You can use a support vector machine (SVM) when your data has exactly two classes. An SVM classifies data by finding the best hyperplane that separates all data points of one class from those of the other class. The best hyperplane for an SVM means the one with the largest margin between the two classes.
The support vectors are the data points that are closest to the separating hyperplane; these points are on the boundary of the slab.
So back to your question how to find the minimum number of support vectors for a machine learning classification problem?
The data for training is a set of points (vectors) Tj along with their categories Cj. For some dimension D, the Tj ∊ R^D, and the Cj = ±1. The equation of a hyperplane is f(T)=T′β+b=0
where β ∊ R^d and b is a real number.
The following problem defines the best separating hyperplane (i.e., the decision boundary). Find β and b that minimize ||β|| such that for all data points (Tj,Cj),
Cjf(Tj)≥1.
So, the support vectors are the Tj on the boundary, those for which Cjf(Tj)=1.
For mathematical convenience, the problem is usually given as the equivalent problem of minimizing ||β||. This is a quadratic programming problem.
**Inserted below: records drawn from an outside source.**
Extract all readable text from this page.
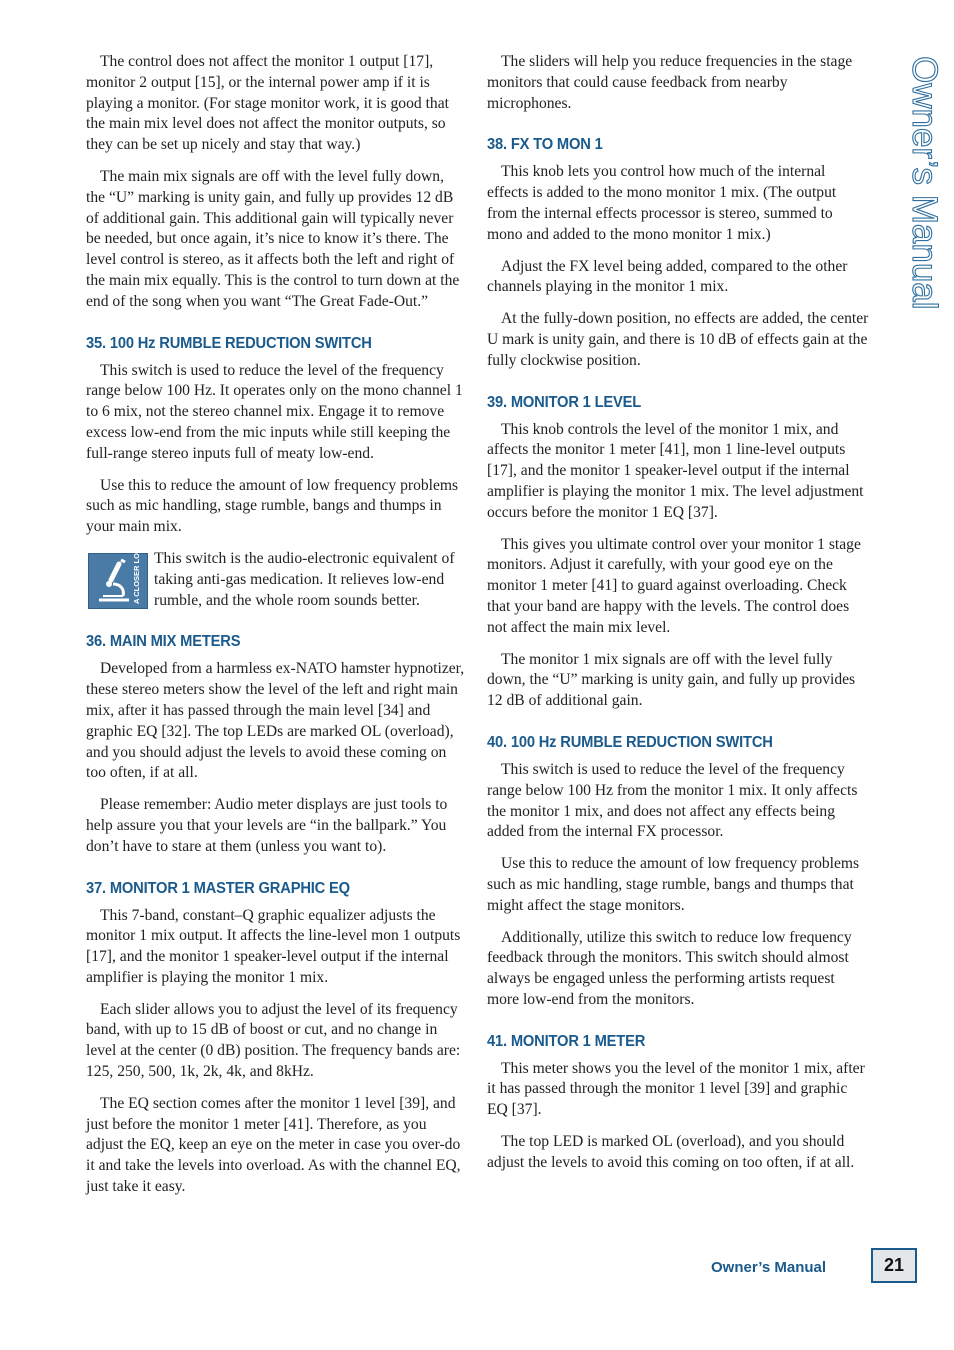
Owner’s Manual

The control does not affect the monitor 1 output [17], monitor 2 output [15], or the internal power amp if it is playing a monitor. (For stage monitor work, it is good that the main mix level does not affect the monitor outputs, so they can be set up nicely and stay that way.)

The main mix signals are off with the level fully down, the “U” marking is unity gain, and fully up provides 12 dB of additional gain. This additional gain will typically never be needed, but once again, it’s nice to know it’s there. The level control is stereo, as it affects both the left and right of the main mix equally. This is the control to turn down at the end of the song when you want “The Great Fade-Out.”

35. 100 Hz RUMBLE REDUCTION SWITCH

This switch is used to reduce the level of the frequency range below 100 Hz. It operates only on the mono channel 1 to 6 mix, not the stereo channel mix. Engage it to remove excess low-end from the mic inputs while still keeping the full-range stereo inputs full of meaty low-end.

Use this to reduce the amount of low frequency problems such as mic handling, stage rumble, bangs and thumps in your main mix.

A CLOSER LOOK This switch is the audio-electronic equivalent of taking anti-gas medication. It relieves low-end rumble, and the whole room sounds better.

36. MAIN MIX METERS

Developed from a harmless ex-NATO hamster hypnotizer, these stereo meters show the level of the left and right main mix, after it has passed through the main level [34] and graphic EQ [32]. The top LEDs are marked OL (overload), and you should adjust the levels to avoid these coming on too often, if at all.

Please remember: Audio meter displays are just tools to help assure you that your levels are “in the ballpark.” You don’t have to stare at them (unless you want to).

37. MONITOR 1 MASTER GRAPHIC EQ

This 7-band, constant–Q graphic equalizer adjusts the monitor 1 mix output. It affects the line-level mon 1 outputs [17], and the monitor 1 speaker-level output if the internal amplifier is playing the monitor 1 mix.

Each slider allows you to adjust the level of its frequency band, with up to 15 dB of boost or cut, and no change in level at the center (0 dB) position. The frequency bands are: 125, 250, 500, 1k, 2k, 4k, and 8kHz.

The EQ section comes after the monitor 1 level [39], and just before the monitor 1 meter [41]. Therefore, as you adjust the EQ, keep an eye on the meter in case you over-do it and take the levels into overload. As with the channel EQ, just take it easy.

The sliders will help you reduce frequencies in the stage monitors that could cause feedback from nearby microphones.

38. FX TO MON 1

This knob lets you control how much of the internal effects is added to the mono monitor 1 mix. (The output from the internal effects processor is stereo, summed to mono and added to the mono monitor 1 mix.)

Adjust the FX level being added, compared to the other channels playing in the monitor 1 mix.

At the fully-down position, no effects are added, the center U mark is unity gain, and there is 10 dB of effects gain at the fully clockwise position.

39. MONITOR 1 LEVEL

This knob controls the level of the monitor 1 mix, and affects the monitor 1 meter [41], mon 1 line-level outputs [17], and the monitor 1 speaker-level output if the internal amplifier is playing the monitor 1 mix. The level adjustment occurs before the monitor 1 EQ [37].

This gives you ultimate control over your monitor 1 stage monitors. Adjust it carefully, with your good eye on the monitor 1 meter [41] to guard against overloading. Check that your band are happy with the levels. The control does not affect the main mix level.

The monitor 1 mix signals are off with the level fully down, the “U” marking is unity gain, and fully up provides 12 dB of additional gain.

40. 100 Hz RUMBLE REDUCTION SWITCH

This switch is used to reduce the level of the frequency range below 100 Hz from the monitor 1 mix. It only affects the monitor 1 mix, and does not affect any effects being added from the internal FX processor.

Use this to reduce the amount of low frequency problems such as mic handling, stage rumble, bangs and thumps that might affect the stage monitors.

Additionally, utilize this switch to reduce low frequency feedback through the monitors. This switch should almost always be engaged unless the performing artists request more low-end from the monitors.

41. MONITOR 1 METER

This meter shows you the level of the monitor 1 mix, after it has passed through the monitor 1 level [39] and graphic EQ [37].

The top LED is marked OL (overload), and you should adjust the levels to avoid this coming on too often, if at all.

Owner’s Manual	21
The optimal solution (ˆβ,ˆb) enables classification of a vector z as follows:
class(z)=sign(z′ˆβ+ˆb)=sign(ˆf(z)).
ˆf(z) is the classification score and represents the distance z is from the decision boundary.
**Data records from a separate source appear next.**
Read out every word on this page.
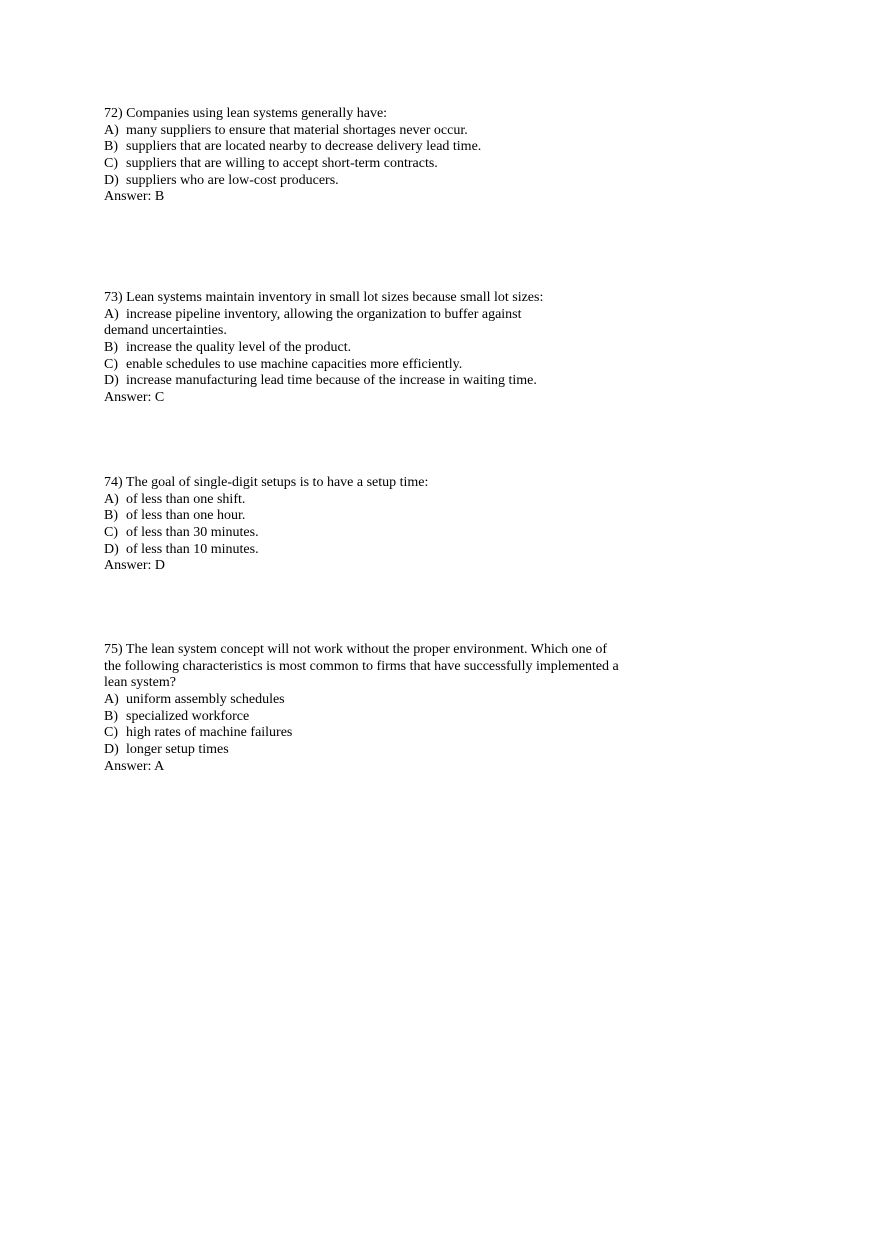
72) Companies using lean systems generally have:
A) many suppliers to ensure that material shortages never occur.
B) suppliers that are located nearby to decrease delivery lead time.
C) suppliers that are willing to accept short-term contracts.
D) suppliers who are low-cost producers.
Answer: B
73) Lean systems maintain inventory in small lot sizes because small lot sizes:
A) increase pipeline inventory, allowing the organization to buffer against
demand uncertainties.
B) increase the quality level of the product.
C) enable schedules to use machine capacities more efficiently.
D) increase manufacturing lead time because of the increase in waiting time.
Answer: C
74) The goal of single-digit setups is to have a setup time:
A) of less than one shift.
B) of less than one hour.
C) of less than 30 minutes.
D) of less than 10 minutes.
Answer: D
75) The lean system concept will not work without the proper environment. Which one of
the following characteristics is most common to firms that have successfully implemented a
lean system?
A) uniform assembly schedules
B) specialized workforce
C) high rates of machine failures
D) longer setup times
Answer: A
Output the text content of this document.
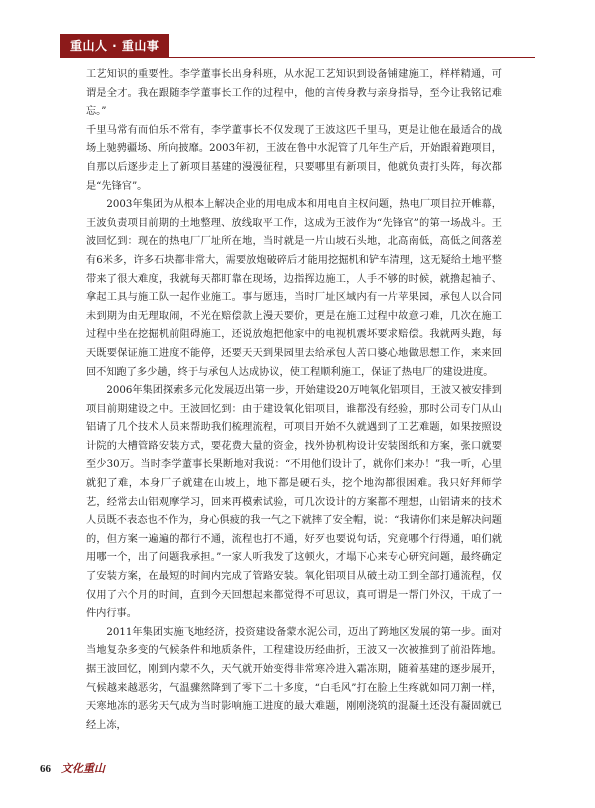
重山人 · 重山事

工艺知识的重要性。李学董事长出身科班，从水泥工艺知识到设备铺建施工，样样精通，可谓是全才。我在跟随李学董事长工作的过程中，他的言传身教与亲身指导，至今让我铭记难忘。”

千里马常有而伯乐不常有，李学董事长不仅发现了王波这匹千里马，更是让他在最适合的战场上驰骋疆场、所向披靡。2003年初，王波在鲁中水泥管了几年生产后，开始跟着跑项目，自那以后逐步走上了新项目基建的漫漫征程，只要哪里有新项目，他就负责打头阵，每次都是“先锋官”。

2003年集团为从根本上解决企业的用电成本和用电自主权问题，热电厂项目拉开帷幕，王波负责项目前期的土地整理、放线取平工作，这成为王波作为“先锋官”的第一场战斗。王波回忆到：现在的热电厂厂址所在地，当时就是一片山坡石头地，北高南低，高低之间落差有6米多，许多石块都非常大，需要放炮破碎后才能用挖掘机和铲车清理，这无疑给土地平整带来了很大难度，我就每天都盯靠在现场，边指挥边施工，人手不够的时候，就撸起袖子、拿起工具与施工队一起作业施工。事与愿违，当时厂址区域内有一片苹果园，承包人以合同未到期为由无理取闹，不光在赔偿款上漫天要价，更是在施工过程中故意刁难，几次在施工过程中坐在挖掘机前阻碍施工，还说放炮把他家中的电视机震坏要求赔偿。我就两头跑，每天既要保证施工进度不能停，还要天天到果园里去给承包人苦口婆心地做思想工作，来来回回不知跑了多少趟，终于与承包人达成协议，使工程顺利施工，保证了热电厂的建设进度。

2006年集团探索多元化发展迈出第一步，开始建设20万吨氧化铝项目，王波又被安排到项目前期建设之中。王波回忆到：由于建设氧化铝项目，谁都没有经验，那时公司专门从山铝请了几个技术人员来帮助我们梳理流程，可项目开始不久就遇到了工艺难题，如果按照设计院的大槽管路安装方式，要花费大量的资金，找外协机构设计安装图纸和方案，张口就要至少30万。当时李学董事长果断地对我说：“不用他们设计了，就你们来办！”我一听，心里就犯了难，本身厂子就建在山坡上，地下都是硬石头，挖个地沟都很困难。我只好拜师学艺，经常去山铝观摩学习，回来再模索试验，可几次设计的方案都不理想，山铝请来的技术人员既不表态也不作为，身心俱疲的我一气之下就摔了安全帽，说：“我请你们来是解决问题的，但方案一遍遍的都行不通，流程也打不通，好歹也要说句话，究竟哪个行得通，咱们就用哪一个，出了问题我承担。”一家人听我发了这顿火，才塌下心来专心研究问题，最终确定了安装方案，在最短的时间内完成了管路安装。氧化铝项目从破土动工到全部打通流程，仅仅用了六个月的时间，直到今天回想起来都觉得不可思议，真可谓是一帮门外汉，干成了一件内行事。

2011年集团实施飞地经济，投资建设备蒙水泥公司，迈出了跨地区发展的第一步。面对当地复杂多变的气候条件和地质条件，工程建设历经曲折，王波又一次被推到了前沿阵地。据王波回忆，刚到内蒙不久，天气就开始变得非常寒冷进入霜冻期，随着基建的逐步展开，气候越来越恶劣，气温骤然降到了零下二十多度，“白毛风”打在脸上生疼就如同刀割一样，天寒地冻的恶劣天气成为当时影响施工进度的最大难题，刚刚浇筑的混凝土还没有凝固就已经上冻，

66 文化重山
This link is much helpful for understanding such optimization problem: https://stats.stackexchange.com/questions/313660/what-are-the-support-vectors-in-a-support-vector-machine
SVM classification method applies the concept of margin hyperplanes, which can be imagined as a surface maximizing the boundaries between the different types of data in order to create subspaces with homogeneous observations.
To find the optimal hyperplane, the margin, i.e. the double of the distance between the hyperplane and the nearest training data points (called support vectors) is maximized.
Suppose we have a d-dimensional set of data points with labels -1 und +1 that we want to classify using SVM. For classifying, we need two margin hyperplanes at equal distance from the optimal hyperplane which separate the data points. Since we are in d-dimension, each margin hyperplane can be constructed using a minimum of d support vectors.
So for classifying we will need a minimum of 2*d support vectors.
Grid search for each of the unknown variables such as minimum number of support vectors in the classifier which results in the highest percentage in the classifier
As mentioned in the first reply, the minimum number of support vectors is obviously 2, and the resulting optimal hyperplane is the perpendicular bisector of the line joining the two examples in the feature space.
Now if your question is "How do I calculate theoretically the minimum number of support vectors given the data that is available to me", the answer is: you can't. You must run your SVM software (which means making a lot of choices - kernel, regularization constant, hyperparameters of the kernel, ...) and see what happens.